Circus worker Adam Tenenbaum's front yard has become a neighborhood gathering place due to one really weird art tree.
This is what happens when you combine a man from the traveling circus, his acrobat roommate and a big pile of chandeliers: a brilliantly beaming carnival tree in the heart of L.A.'s artsy Silver Lake neighborhood.
Adam Tenenbaum, a 38-year-old circus makeup artist, has with the help of friends festooned his front-yard tree with more than 30 hanging lamps, some from garage sales and others he made by hand. He started the quizzical project six years ago after acquiring a couple unwanted chandeliers from a set-building gig. Because his neighbors appear to be cool, non-NIMBYish sorts, he continues adding on lights, using his skills as a general contractor to prevent the whole thing going up in an intense electrical blaze during rainstorms.

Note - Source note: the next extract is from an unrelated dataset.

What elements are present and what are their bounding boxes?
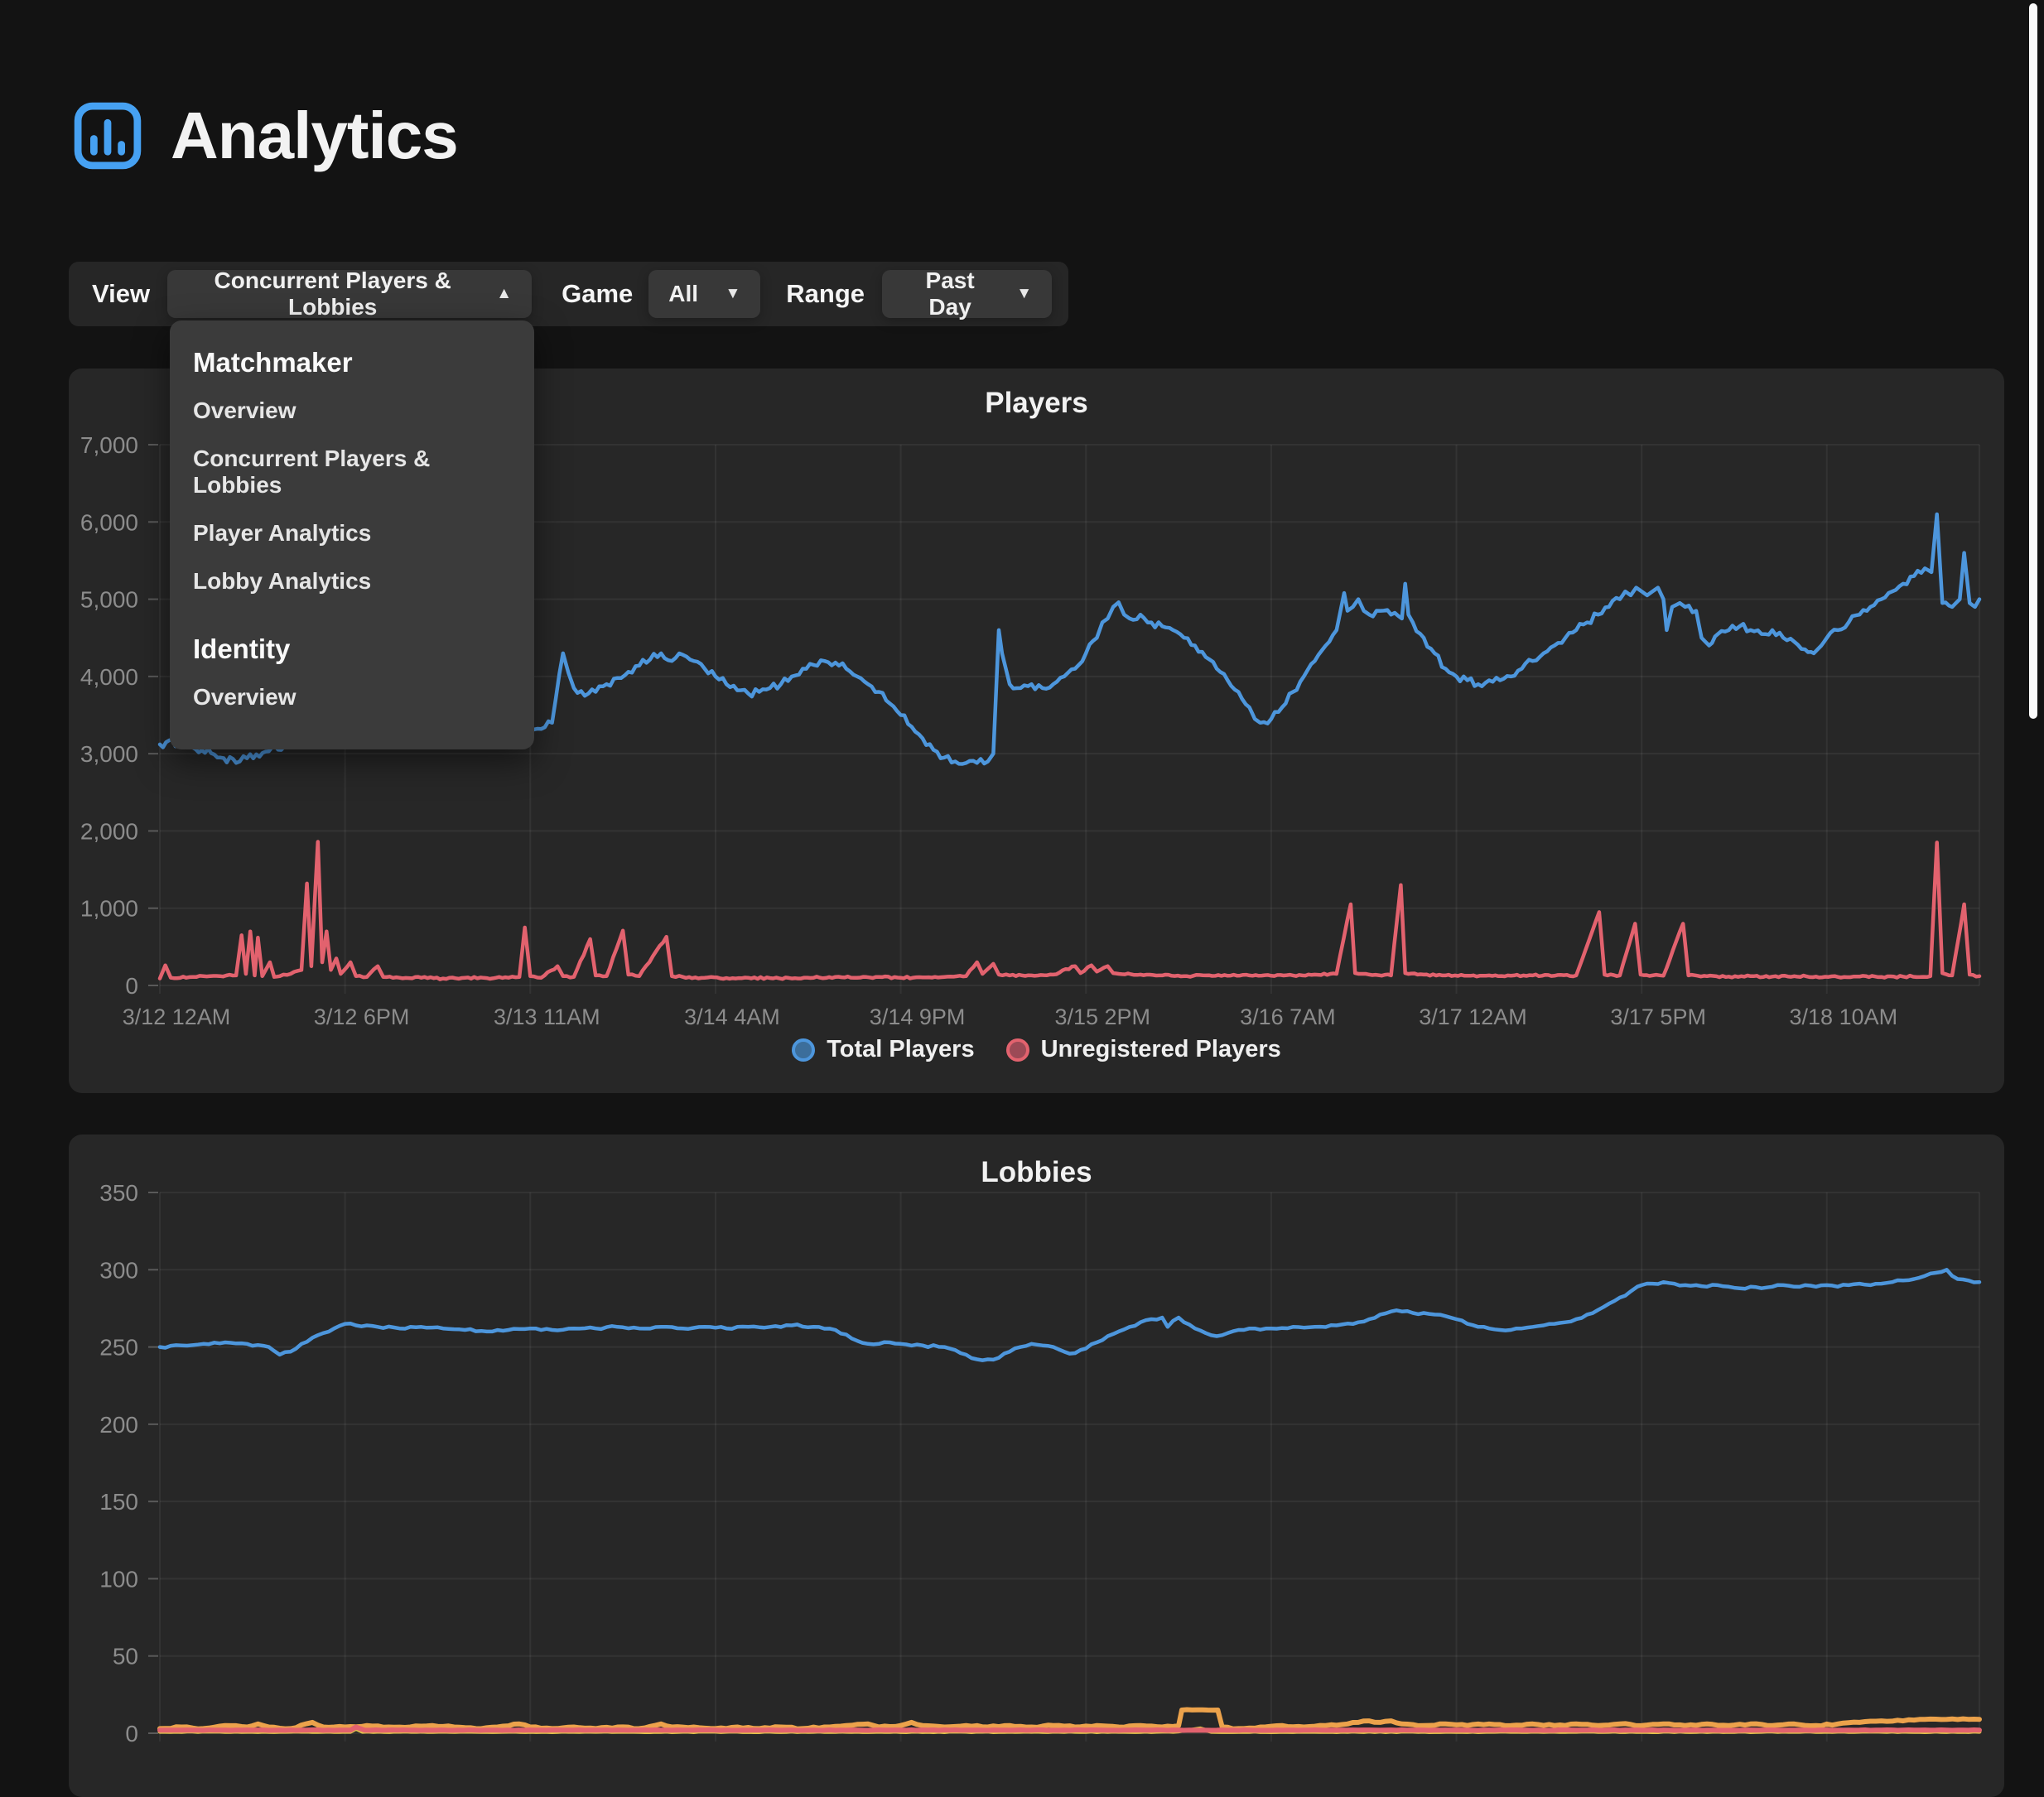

"I basically consider my front yard to be like public domain," says Tenenbaum over the phone. And indeed it's become a popular community gathering spot in L.A., with Friday nights seeing children bouncing on a trampoline and adults exchanging gossip. "It's like your local bar, without the alcohol."
The world might not know of this enchanting art tree had not local filmmaker Colin Kennedy recently made the poetic tribute you see above. Since the video hit the Internet this week, the pedestrian traffic under the tree has become "big time – pretty damn busy," Tenenbaum says. But that's fine with him. "It's quite a unique thing to have something that doesn't have any labels or corporate support," he says. "It's really lived off the neighborhood's support.... It's just a magical playground, a fun place to hang out."
Check it out the next time you're at 2811 W. Silver Lake Drive. And if you want to help maintain it, drop a quarter into the parking meter that Tenenbaum has dollied up in a big-top fashion. "It's like lighting 30-plus rooms at a time," he says, adding that his electric bills are "off the chart."